Working On The Railway


Merdrignac is a pretty town on the inland road heading towards western Brittany. The highway runs by Loudeac, Rostrenen, the Daoulas Gorges and the Black Mountains- which aren't exactly vertiginous, but more like high moorland.
After a drive of two or three hours from here, you would reach Finistere of the shipping forecasts and the grimly beautiful Crozon Peninsula with its giddying cliffs and the furious sea thrashing on the reefs.
However, despite its charms, Merdrignac has nothing so spectacular to recommend it to the guide books. Even the trains have gone, but where the railway ran has been made into part of a 'voie verte'- an 18km hiking/cycle track .

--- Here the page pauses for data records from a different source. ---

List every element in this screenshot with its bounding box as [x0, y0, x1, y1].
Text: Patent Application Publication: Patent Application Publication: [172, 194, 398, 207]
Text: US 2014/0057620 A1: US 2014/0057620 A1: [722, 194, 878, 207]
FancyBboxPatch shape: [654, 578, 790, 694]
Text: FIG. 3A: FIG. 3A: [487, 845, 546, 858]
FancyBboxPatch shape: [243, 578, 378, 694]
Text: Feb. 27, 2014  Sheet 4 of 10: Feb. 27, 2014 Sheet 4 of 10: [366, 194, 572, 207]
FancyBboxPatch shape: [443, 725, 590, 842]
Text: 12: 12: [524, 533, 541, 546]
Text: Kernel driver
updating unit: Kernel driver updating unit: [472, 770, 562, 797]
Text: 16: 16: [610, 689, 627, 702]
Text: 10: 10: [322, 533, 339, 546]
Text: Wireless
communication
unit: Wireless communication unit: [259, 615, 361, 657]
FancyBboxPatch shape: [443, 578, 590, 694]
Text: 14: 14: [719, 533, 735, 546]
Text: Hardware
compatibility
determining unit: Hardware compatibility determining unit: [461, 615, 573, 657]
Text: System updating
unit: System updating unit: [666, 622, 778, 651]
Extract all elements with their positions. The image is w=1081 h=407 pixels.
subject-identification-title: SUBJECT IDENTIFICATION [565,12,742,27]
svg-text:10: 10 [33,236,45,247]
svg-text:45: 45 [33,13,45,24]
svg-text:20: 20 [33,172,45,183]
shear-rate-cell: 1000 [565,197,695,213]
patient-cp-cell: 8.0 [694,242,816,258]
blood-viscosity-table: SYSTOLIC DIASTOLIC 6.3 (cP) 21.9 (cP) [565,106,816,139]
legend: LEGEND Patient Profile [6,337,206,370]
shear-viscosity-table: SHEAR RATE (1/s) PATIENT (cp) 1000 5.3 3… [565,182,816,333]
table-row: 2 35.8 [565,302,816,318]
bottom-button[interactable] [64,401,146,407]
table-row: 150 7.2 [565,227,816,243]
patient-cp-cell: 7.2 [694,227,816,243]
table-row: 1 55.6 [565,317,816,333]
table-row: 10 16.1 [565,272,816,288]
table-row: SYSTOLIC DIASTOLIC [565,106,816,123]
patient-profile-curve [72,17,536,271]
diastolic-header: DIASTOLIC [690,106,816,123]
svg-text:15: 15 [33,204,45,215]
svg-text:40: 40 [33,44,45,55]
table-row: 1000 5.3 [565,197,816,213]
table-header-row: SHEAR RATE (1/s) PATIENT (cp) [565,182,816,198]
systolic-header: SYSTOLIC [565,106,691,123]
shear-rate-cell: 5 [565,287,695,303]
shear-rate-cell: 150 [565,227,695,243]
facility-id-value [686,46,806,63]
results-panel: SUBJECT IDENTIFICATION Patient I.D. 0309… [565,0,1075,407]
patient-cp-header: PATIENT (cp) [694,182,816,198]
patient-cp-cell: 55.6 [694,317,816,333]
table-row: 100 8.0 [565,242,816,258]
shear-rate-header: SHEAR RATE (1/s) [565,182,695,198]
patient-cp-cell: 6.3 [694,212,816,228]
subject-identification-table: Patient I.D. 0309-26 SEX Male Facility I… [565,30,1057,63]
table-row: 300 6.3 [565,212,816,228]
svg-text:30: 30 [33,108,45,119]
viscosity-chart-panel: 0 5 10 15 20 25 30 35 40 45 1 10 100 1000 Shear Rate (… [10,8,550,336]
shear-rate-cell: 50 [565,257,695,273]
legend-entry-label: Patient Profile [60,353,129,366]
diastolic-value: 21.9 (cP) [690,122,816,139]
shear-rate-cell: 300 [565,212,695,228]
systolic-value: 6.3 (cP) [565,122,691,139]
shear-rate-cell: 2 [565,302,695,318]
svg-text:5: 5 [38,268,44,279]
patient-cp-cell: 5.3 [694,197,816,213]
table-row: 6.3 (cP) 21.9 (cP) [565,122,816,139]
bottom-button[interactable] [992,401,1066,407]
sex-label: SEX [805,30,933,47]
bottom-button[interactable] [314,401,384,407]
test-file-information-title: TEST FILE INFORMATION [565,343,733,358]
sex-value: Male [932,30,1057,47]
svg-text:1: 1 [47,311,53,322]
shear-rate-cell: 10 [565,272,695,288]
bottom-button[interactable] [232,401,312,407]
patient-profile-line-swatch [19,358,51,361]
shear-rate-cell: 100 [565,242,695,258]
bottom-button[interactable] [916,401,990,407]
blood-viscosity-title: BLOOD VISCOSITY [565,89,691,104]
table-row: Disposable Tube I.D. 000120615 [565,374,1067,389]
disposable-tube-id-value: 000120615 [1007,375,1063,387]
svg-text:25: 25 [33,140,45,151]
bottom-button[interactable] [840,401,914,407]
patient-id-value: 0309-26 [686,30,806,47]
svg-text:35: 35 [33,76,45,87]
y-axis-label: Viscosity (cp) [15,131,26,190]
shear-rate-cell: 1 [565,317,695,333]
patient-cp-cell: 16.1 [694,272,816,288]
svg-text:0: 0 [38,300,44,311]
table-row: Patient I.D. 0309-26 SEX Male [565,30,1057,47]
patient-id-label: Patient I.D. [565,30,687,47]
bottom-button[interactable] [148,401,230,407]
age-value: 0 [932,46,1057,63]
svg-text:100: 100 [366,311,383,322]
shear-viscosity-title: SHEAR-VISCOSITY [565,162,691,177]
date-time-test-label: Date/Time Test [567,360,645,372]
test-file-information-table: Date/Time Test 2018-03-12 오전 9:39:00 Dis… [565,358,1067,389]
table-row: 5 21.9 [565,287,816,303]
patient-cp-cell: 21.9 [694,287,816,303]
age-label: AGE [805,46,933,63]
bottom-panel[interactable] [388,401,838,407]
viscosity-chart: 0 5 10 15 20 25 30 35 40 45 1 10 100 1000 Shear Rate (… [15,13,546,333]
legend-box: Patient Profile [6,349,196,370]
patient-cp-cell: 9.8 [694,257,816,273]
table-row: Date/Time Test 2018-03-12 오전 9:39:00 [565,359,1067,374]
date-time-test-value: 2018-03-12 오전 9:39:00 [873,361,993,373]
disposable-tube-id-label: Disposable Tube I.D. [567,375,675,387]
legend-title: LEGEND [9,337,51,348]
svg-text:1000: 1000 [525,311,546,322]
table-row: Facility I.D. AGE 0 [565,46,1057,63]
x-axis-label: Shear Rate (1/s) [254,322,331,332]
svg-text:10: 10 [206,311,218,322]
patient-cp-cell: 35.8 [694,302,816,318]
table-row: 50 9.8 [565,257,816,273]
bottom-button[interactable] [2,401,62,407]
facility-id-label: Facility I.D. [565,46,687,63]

Along the way, several old railway passenger shelters are being renovated, and we were asked to paint some reminders of the past inside the one at Merdrignac.
This is what Mr. Price has been doing for
the last week or so and on a searingly hot day I go along to have a look at his work.
He's painted a fifties-style stationmaster and he's added some clutter- a box of lettuces, a shopping bag, an umbrella, torn cinema posters of the era. There's a newspaper on the bench, too, and I see he's shown the article where some poor unfortunate was guillotined the previous morning.. featured later in 'Qui Detective No 552'!
While the artist applies some anti-graffiti varnish I go for a wander. The old station building's used as a council depot now and the yard's full of signs, compressors and other machines- a world that, thankfully, I know little about.
I'm somehow excited when I find a bit of the old railway track glinting through the surface of the 'voie verte', a souvenir of a gentler time when a journey was ruled by a train timetable.
There's a convenient bench further on where I sit and draw what must have been a railway workers' house.
Nearby is the town's swimming pool and, as I work, this provides a backdrop of childrens' cries- "Elise, Elise!!" " Venez les filles!!". It's a class of schoolchildren and the shouting stops only when someone misbehaves, the teacher blows his whistle and tells them off. There's a deathly silence, and even I feel guilty!
Back at the abris voyageur the varnishing's finished- how smelly it is, like nail varnish remover! "Amyl acetate", my Dad once told me, in the days when we could talk, when he wasn't so deaf.
Let's hope the naughty teenagers who hang out in this shelter, drinking beer, kicking the walls and spraying their tags will leave off out of respect for the artist's handiwork!